Initially, white army officials reacted aggressively to both
the potent exhibition of black unity and to the racial
turmoil within the US army in Vietnam. They ordered crowds
of black servicemen to be broken up, a few symbolic
gestures, such as the "dap", were banned, numerous soldiers
were disciplined and the more radical militants were
presented with dishonourable discharges that subsequently
disqualified them from financial aid back in America.
Ultimately, however, the military authorities were compelled
to confront the deepening crisis, and in 1969 General
Leonard Chapman conceded: "There is no question we've got a
problem." Surprisingly, and to its credit, the army
responded with impressive speed and instigated myriad
reforms. It investigated and addressed each field in which
discrimination and prejudice had thrived, from the post
exchanges to the dearth of black officers. Mandatory Watch
And Action Committees were introduced into each unit, and
today, Terry confirms, the US military authorities "make it
clear to their top officers that racism can cost you your
career." He adds: "I call it the last civil rights movement.
It started in the armed forces in Vietnam, and it spread
into revolts on the high seas on certain ships and then to
air force bases in the States and army bases in Germany."
In fact, in 1972 Wallace Terry was hired by the US Air Force
to examine parallel racial predicaments in Germany; and
today he is adamant that "Colin Powell would not have become
chairman of the joint chiefs had it not been for those black
kids protesting in Vietnam. You can draw a direct line."

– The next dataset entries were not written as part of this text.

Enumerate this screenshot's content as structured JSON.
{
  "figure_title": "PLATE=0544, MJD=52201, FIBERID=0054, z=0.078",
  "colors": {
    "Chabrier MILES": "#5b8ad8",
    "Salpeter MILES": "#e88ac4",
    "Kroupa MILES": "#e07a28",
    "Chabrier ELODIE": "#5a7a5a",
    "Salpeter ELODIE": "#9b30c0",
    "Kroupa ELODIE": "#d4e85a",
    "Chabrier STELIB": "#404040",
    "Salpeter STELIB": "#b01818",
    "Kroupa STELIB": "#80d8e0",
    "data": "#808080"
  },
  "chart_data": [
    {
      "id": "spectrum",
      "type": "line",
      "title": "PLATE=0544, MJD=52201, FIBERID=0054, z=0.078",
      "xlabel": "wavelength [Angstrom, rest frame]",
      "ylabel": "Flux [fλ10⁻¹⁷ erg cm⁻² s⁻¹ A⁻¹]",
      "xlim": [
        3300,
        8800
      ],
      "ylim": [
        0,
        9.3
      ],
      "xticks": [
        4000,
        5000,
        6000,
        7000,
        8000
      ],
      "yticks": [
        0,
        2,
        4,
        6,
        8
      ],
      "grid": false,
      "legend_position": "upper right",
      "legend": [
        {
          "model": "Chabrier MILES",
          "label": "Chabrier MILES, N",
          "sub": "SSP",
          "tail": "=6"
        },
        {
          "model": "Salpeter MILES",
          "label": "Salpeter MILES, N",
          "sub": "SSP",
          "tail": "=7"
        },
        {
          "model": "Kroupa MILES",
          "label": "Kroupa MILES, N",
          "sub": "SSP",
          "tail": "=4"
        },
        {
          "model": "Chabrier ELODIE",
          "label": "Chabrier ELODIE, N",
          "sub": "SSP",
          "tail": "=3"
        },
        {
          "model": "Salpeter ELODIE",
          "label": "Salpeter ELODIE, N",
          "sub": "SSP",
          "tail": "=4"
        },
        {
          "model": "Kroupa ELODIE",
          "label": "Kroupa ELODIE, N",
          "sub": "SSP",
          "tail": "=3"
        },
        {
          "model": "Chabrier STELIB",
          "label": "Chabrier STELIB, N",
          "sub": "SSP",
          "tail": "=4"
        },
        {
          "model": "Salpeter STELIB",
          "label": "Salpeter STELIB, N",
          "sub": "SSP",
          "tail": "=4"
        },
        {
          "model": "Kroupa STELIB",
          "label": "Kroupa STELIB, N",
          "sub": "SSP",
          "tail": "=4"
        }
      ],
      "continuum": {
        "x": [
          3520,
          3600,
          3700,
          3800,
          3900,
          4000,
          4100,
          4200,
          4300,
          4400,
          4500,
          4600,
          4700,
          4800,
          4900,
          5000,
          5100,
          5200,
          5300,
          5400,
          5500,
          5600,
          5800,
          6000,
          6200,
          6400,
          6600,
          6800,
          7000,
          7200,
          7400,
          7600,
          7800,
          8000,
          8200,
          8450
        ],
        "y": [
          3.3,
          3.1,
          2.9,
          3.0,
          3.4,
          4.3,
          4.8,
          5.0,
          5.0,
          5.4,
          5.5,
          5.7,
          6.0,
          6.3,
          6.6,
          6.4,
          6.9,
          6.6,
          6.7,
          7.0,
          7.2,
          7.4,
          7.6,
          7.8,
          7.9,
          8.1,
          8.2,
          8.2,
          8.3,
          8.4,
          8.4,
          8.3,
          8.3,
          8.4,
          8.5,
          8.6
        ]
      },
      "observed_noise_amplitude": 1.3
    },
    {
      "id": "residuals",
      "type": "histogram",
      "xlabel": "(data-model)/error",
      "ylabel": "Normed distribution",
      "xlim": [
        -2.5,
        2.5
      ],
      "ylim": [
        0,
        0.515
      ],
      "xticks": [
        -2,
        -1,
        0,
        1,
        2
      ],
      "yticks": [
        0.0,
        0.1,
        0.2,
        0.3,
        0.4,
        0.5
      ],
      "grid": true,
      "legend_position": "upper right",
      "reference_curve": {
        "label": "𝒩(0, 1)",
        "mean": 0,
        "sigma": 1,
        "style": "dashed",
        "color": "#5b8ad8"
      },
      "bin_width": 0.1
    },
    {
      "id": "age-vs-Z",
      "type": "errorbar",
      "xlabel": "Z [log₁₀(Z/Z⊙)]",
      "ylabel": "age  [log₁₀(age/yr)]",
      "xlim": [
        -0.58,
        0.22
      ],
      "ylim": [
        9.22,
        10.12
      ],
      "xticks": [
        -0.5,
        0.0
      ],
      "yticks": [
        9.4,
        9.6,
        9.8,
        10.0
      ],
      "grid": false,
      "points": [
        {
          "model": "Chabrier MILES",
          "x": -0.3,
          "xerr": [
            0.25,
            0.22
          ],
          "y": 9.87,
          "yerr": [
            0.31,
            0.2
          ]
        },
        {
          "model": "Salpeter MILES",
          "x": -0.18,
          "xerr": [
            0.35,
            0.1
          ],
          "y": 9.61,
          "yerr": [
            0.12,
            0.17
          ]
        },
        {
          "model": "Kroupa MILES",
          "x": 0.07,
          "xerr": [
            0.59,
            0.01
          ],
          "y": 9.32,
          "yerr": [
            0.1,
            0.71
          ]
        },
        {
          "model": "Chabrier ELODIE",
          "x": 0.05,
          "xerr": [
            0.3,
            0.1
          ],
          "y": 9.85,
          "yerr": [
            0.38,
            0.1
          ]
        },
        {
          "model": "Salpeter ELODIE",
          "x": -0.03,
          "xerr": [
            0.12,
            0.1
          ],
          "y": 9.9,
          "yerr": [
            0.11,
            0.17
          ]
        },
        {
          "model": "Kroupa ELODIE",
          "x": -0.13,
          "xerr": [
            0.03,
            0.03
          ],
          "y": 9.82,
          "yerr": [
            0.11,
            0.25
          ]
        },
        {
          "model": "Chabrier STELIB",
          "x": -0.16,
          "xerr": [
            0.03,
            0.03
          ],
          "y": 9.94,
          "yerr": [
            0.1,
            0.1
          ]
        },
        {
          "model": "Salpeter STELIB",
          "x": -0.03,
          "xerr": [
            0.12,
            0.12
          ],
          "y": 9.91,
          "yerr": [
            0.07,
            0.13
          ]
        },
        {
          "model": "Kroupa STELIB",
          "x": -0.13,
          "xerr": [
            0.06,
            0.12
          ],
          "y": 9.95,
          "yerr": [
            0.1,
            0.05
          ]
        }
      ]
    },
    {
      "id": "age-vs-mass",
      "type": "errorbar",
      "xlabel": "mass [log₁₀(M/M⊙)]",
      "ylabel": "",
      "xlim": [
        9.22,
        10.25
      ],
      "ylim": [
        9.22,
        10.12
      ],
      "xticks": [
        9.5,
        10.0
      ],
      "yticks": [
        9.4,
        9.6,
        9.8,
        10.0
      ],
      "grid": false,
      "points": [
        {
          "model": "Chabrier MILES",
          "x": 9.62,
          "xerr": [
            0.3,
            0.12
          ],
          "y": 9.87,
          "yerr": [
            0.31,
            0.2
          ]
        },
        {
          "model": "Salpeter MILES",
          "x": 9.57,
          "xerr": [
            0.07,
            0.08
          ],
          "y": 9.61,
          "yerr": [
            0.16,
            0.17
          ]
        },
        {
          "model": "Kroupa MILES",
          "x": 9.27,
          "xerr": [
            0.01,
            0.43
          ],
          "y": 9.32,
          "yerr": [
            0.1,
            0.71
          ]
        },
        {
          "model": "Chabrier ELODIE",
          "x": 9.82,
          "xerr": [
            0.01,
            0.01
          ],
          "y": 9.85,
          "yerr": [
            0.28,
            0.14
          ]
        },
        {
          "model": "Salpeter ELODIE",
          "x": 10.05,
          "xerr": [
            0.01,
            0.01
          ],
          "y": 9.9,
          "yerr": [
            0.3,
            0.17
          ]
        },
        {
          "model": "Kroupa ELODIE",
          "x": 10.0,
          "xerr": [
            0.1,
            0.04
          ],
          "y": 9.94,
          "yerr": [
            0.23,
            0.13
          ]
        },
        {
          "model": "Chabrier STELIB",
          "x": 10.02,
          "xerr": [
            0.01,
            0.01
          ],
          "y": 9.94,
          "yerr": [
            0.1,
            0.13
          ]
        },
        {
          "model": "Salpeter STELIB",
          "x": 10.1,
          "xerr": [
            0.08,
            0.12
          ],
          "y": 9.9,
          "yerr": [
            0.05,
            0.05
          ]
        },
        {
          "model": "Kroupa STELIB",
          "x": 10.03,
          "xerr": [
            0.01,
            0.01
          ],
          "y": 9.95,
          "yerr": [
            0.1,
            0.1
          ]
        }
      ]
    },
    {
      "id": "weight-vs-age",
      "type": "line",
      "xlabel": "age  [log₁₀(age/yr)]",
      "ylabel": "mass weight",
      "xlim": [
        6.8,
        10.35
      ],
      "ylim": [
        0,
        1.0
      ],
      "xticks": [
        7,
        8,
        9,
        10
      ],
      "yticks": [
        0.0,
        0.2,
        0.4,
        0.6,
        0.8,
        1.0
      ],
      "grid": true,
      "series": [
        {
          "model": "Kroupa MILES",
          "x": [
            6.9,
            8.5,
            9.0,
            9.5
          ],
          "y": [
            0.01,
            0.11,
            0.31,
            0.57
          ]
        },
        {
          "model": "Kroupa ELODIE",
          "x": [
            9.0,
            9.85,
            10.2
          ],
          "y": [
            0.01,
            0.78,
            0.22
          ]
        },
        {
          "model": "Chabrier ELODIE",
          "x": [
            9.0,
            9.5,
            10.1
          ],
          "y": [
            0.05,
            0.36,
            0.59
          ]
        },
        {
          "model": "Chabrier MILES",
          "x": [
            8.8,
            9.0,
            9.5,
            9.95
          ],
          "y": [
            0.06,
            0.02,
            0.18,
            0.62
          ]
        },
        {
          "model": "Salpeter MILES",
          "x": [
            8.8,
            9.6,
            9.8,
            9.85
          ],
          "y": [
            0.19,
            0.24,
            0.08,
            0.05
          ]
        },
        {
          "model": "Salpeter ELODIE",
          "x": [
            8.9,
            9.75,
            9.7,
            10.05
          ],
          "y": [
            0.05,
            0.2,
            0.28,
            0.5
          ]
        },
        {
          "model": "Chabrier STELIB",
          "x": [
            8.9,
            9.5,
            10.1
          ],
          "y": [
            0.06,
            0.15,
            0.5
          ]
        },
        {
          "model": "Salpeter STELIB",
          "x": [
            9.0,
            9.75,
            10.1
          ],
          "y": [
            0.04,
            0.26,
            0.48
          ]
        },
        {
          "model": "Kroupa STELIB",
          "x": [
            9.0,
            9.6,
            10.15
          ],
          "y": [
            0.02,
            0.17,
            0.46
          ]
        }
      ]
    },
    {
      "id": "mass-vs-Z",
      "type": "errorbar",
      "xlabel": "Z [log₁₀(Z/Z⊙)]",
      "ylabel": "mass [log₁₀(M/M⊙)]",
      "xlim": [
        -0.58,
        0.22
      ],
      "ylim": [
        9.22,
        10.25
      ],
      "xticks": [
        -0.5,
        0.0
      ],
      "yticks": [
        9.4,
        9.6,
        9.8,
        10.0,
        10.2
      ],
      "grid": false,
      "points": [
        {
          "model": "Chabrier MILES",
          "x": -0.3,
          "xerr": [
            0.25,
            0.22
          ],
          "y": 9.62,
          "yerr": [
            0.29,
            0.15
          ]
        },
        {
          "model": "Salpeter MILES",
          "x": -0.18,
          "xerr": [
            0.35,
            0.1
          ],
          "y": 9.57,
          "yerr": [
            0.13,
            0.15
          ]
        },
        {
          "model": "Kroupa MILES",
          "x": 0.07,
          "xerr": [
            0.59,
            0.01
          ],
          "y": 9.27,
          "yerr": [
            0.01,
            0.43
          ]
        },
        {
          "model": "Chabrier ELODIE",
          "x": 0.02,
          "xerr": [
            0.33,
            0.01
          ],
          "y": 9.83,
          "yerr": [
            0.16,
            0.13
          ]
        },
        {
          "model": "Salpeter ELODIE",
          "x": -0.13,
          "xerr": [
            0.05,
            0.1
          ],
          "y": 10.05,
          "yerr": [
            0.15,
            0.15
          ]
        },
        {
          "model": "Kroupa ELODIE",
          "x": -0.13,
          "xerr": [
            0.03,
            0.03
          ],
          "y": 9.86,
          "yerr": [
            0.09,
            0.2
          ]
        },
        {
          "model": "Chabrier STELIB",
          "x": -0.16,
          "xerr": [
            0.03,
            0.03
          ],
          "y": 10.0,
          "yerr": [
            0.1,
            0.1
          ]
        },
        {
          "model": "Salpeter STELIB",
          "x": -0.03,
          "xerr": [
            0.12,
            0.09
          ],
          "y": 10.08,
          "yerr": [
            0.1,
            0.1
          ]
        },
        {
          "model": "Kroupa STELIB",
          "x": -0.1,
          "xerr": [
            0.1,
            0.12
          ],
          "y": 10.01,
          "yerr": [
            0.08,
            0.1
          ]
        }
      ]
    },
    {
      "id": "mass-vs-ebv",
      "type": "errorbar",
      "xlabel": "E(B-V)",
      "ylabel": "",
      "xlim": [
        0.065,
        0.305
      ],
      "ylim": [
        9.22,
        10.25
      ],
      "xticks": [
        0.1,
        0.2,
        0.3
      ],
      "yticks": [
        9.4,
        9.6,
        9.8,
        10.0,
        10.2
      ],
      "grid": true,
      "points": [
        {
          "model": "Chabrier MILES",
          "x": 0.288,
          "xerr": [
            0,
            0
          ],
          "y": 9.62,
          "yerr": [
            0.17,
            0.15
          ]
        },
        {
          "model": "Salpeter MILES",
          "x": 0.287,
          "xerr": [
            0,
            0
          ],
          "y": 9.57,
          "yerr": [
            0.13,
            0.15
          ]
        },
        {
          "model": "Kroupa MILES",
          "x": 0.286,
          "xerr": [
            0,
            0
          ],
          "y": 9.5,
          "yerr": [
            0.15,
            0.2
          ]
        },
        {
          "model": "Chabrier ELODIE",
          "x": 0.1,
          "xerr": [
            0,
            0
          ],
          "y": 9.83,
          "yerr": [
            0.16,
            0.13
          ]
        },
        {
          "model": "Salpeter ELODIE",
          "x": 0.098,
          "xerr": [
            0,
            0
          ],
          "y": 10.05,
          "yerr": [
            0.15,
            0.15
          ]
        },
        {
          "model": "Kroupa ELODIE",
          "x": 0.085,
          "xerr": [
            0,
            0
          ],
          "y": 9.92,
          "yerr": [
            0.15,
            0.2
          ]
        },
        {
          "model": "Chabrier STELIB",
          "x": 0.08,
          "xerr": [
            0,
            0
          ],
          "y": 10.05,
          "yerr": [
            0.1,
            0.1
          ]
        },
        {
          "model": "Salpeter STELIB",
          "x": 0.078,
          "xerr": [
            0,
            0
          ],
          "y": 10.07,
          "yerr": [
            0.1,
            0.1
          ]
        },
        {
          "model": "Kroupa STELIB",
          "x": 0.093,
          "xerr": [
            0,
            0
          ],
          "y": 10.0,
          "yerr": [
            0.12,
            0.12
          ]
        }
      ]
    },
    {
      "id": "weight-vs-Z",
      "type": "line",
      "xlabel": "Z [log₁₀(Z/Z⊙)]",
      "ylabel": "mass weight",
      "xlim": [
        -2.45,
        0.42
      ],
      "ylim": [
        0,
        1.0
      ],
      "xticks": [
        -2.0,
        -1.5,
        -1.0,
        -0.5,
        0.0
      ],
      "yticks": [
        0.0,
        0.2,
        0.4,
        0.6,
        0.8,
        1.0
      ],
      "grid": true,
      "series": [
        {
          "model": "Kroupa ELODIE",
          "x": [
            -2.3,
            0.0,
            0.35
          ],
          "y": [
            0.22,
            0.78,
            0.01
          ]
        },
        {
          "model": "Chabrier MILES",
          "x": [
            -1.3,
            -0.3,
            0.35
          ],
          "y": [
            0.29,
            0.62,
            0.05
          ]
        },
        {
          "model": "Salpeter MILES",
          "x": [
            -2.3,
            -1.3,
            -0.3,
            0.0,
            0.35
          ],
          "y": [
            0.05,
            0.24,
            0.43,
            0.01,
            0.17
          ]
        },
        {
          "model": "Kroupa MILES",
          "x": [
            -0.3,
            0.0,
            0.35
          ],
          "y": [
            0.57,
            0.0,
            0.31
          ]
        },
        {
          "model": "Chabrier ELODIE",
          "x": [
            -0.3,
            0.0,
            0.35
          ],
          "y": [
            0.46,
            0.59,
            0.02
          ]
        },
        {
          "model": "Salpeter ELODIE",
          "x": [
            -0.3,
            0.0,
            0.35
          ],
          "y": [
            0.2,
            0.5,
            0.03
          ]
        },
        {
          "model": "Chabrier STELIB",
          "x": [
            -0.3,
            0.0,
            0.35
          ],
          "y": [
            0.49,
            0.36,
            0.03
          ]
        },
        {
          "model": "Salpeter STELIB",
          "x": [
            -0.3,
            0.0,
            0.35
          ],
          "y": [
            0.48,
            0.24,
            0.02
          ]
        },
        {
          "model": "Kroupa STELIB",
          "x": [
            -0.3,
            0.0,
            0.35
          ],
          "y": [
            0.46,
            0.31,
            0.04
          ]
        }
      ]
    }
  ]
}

But although the defiant black servicemen in Vietnam at the
end of the 1960s created a robust and positive legacy for
the next generation of black soldiers and sailors, it was,
of course, forged at a price. If they survived their tour of
duty, they returned to a frigid, indifferent America, the
country for which they had risked their lives. Sadly, the
extraordinary unity that Terry had witnessed among the black
soldiers in Vietnam crumbled. "They didn't come home
together, they went to different cities and they returned at
different times." Forty per cent of black veterans suffered
from post-traumatic stress disorder, compared with 20% of
white veterans, and in the early 1970s Richard Nixon's
policy of "benign neglect" was dismantling the progress of
the civil rights movement. One black veteran with an
administrative discharge said bitterly,"I've got friends
who've robbed liquor stores who can get jobs easier than
me."
Arthur Woodley had enlisted in the US army to "escape from
my environment and get ahead in life." On his return to
America, he worked sporadically in miscellaneous jobs
throughout the 1970s but, when interviewed by Terry in the
early 1980s, he was unemployed. He had recently met, quite
by chance, a South Vietnamese man he had befriended during
the war and who was, years later, residing in Baltimore.
"He's got a business, good home, driving cars, and I'm still
struggling," he reported angrily. "Living in America in the
1980s is a war for survival among black folks, and black
veterans are being overlooked more than everybody."